Report from Visit to Memorial Sites in Jasenovac, Prijedor and Vukovar

Report from Visit to Memorial Sites in Jasenovac, Prijedor and Vukovar

As part of the programme of the Regional School for Transitional Justice, the students of the School visited several places in Croatia and Bosnia and Herzegovina where crimes were committed. The main purpose of these visits was to introduce the students to the memorialization processes in the former Yugoslavia and direct communication with survivors of these crimes.

During the two-day visit, the students visited the Jasenovac Memorial Center, where they had an opportunity to learn more about the persecution of Serbs, Jews, Roma and other non-Croats and Croat antifascists by the Ustasha regime. In the conversation with the Curator of the Museum, Maja Kučan, the students learned more about the Ustasha regime’s laws of intolerance towards unwanted ethnic, racial and political groups, the operational aspects and time period during which the Jasenovac concentration camps existed (1941-1945.), the work on the compilation of the list of individuals who have been identified so far (over 85,000) and all the horrors that the detainees in the camps experienced.

After this, a visit to Prijedor was organized, where students met Sudba Musić, a detainee in the Trnopolje camp and the current Secretary of the “Prijedor 92” Association of Detainees.
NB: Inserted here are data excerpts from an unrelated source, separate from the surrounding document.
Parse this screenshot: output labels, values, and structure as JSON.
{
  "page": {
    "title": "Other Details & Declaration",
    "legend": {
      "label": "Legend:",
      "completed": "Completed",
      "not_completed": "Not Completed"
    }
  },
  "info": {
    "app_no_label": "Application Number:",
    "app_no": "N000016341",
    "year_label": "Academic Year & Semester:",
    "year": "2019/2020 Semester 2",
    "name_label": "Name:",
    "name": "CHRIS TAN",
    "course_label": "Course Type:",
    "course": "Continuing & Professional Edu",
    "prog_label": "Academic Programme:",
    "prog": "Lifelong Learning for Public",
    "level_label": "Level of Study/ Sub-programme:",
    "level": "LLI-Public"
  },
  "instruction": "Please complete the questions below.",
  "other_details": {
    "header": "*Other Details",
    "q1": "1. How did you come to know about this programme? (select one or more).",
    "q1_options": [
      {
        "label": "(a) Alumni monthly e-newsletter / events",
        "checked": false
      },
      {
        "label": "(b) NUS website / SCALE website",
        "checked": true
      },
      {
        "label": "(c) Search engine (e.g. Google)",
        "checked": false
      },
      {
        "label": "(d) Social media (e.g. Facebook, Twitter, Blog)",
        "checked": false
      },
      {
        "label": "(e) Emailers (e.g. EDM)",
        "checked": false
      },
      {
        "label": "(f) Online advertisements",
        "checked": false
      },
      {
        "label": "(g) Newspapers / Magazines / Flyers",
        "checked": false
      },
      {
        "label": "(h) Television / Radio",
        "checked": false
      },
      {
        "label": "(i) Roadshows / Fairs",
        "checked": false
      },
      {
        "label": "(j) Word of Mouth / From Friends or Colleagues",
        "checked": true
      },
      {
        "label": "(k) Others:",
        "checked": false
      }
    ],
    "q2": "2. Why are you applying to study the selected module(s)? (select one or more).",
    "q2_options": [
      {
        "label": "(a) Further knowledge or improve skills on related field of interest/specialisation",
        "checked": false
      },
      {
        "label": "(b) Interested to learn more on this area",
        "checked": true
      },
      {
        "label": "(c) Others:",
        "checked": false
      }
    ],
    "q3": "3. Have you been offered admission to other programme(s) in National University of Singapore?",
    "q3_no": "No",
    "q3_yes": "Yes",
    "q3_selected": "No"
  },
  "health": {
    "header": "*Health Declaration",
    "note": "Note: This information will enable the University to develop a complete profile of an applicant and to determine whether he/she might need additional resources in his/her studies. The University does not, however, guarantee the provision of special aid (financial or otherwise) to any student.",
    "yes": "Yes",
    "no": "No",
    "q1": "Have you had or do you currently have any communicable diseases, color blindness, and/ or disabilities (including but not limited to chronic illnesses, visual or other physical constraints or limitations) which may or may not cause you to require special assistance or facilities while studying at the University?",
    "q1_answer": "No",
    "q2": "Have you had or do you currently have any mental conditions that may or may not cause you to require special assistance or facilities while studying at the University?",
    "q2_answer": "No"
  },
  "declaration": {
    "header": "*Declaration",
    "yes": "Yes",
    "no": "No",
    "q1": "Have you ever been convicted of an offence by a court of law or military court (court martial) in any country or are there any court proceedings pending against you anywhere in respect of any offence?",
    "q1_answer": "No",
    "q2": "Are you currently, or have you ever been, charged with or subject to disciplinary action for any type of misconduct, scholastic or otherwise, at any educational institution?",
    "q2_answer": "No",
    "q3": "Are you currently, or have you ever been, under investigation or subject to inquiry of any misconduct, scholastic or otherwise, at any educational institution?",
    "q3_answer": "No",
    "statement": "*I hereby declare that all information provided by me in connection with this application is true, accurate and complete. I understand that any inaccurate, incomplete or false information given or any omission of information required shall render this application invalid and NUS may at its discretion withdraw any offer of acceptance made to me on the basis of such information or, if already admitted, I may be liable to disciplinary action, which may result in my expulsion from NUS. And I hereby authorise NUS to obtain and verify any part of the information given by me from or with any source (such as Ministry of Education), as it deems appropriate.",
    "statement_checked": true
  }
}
In the conversation with Sudba, the students had an opportunity to hear the dreadful story first-hand from one of the victims; but during this conversation, they also learned more about the general picture of the horror and ethnic cleansing suffered by non-Serb citizens of Prijedor during the war in Bosnia and Herzegovina.

The students also visited the site where the Trnopolje camp was located, where Sudba Musić informed them about the operation of this camp and the Keraterm and Omarska camps. After the visit to Prijedor, a visit to Vukovar was organized, where students met Mirko Kovačić, a survivor of the Vukovar tragedy, who informed them about the horrors that he and his family and other citizens of Vukovar experienced during the siege at the hands of the Yugoslav Peoples’ Army and Serb paramilitary formations, and about the crime committed at Ovčara.

According to one of the Regional School students, Višnja Šijačić from Novi Sad, the conversations with surviving victims and the visits to the memorial sites, Vukovar in particular, represented an invaluable experience, because it offered an opportunity for some sort of a local dealing with the past, since she was a witness of tanks being sent to Vukovar from Novi Sad in 1991. For Donika Prekaj from Peć/Peja , the talk with the survivors and the use of oral narratives about the crimes in Jasenovac, represented the best way to learn about the crimes, because it is impossible to get the real picture of what happened in the past without victims’ testimonies. Eldina Bešović from Sarajevo holds that the non-marking of sites where people were killed represents a clear denial of crimes committed, but victims who have enough strength to speak out loud and clear about what happened to them during the war give hope for the reconciliation process in the region.

The Regional School for Transitional Justice is organized by the Humanitarian Law Center, the “Lawyer” Association from Sarajevo and the Humanitarian Law Center Kosovo, with the support of the Embassy of Great Britain.